Ia menjelaskan bahwa defisit anggaran disebabkan oleh asumsi Dana Bagi Hasil (DBH) pusat dalam APBD 2024 yang tidak sesuai dengan realisasi.
Eet juga menyoroti adanya empat kepemimpinan Gubernur Riau pada tahun 2024, yaitu Syamsuar, Edy Natar Nasution, SF Hariyanto, dan Rahman Hadi.
Menurutnya, keempat kepemimpinan ini yang seharusnya bertanggung jawab atas defisit anggaran karena perbedaan kebijakan yang diterapkan.
"Empat Gubernur ini berbeda kebijakan saat empat Gubernur ini memimpin terjadilah perubahan anggaran," ujar Indra Gunawan Eet.
Ia menambahkan, pihaknya sudah mengetahui bahwa kekuatan APBD Riau selama ini sangat bergantung pada DBH migas. Meskipun ada pendapatan lain, namun kekuatan utama berasal dari DBH Migas.

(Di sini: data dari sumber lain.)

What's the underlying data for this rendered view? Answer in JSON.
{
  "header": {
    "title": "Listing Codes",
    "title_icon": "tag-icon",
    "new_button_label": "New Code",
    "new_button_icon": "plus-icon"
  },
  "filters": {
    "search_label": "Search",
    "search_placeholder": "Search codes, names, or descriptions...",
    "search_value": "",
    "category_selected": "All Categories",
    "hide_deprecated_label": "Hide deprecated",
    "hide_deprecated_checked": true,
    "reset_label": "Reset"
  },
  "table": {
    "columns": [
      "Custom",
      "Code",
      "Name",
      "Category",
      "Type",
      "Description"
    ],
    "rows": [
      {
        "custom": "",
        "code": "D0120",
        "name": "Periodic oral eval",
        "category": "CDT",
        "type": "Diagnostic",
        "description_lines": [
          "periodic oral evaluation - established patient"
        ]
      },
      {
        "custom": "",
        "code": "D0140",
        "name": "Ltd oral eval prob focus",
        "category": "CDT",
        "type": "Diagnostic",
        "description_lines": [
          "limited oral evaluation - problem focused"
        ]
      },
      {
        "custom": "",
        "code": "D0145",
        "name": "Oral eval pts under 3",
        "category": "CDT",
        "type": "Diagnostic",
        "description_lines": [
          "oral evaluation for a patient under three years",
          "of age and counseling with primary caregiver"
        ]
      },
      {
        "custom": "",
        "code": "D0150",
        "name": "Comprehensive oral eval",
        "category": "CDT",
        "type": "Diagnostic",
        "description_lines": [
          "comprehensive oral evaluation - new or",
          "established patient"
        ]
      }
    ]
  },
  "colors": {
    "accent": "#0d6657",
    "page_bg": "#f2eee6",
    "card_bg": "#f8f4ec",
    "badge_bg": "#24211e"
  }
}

Ia mencontohkan, ekspektasi Riau mendapatkan Rp 1,6 triliun dari transfer pusat pada 2024, namun hanya terealisasi Rp 200 miliar, sehingga tanda-tanda defisit sudah terlihat.
"Kita sudah lihat siapa anggota Dewan yang terpilih lagi, di Banggar dulu dan hari ini berkoar-koar untuk pembentukan pansus. Seharusnya bagaimana Pemerintah Provinsi Riau ini bersama-sama mencari solusinya," ujar Indra Gunawan Eet.
Ia juga melanjutkan, defisit anggaran bukan hanya terjadi di Riau tetapi juga secara nasional, bahkan hampir di seluruh provinsi di Tanah Air.
Menurut Indra Gunawan Eet, seharusnya Gubernur dan Bapenda mencari solusi untuk mengatasi defisit ini.
"Jangan berkoar-koar. Ini ibaratnya maling teriak maling, dan dari LHP BPK yang dikejar pak SF Hariyanto ada apa, apakah karena maju ketua Golkar atau apa, kalau pun beliau ini pernah bersama kan untuk memenangkan pasangan 01, kalau ada kebijakan yang dibuat pak SF Hariyanto," tegas Indra Gunawan Eet.
Ia menekankan bahwa semua pihak sudah memahami proses dan jalannya penyusunan APBD di DPRD.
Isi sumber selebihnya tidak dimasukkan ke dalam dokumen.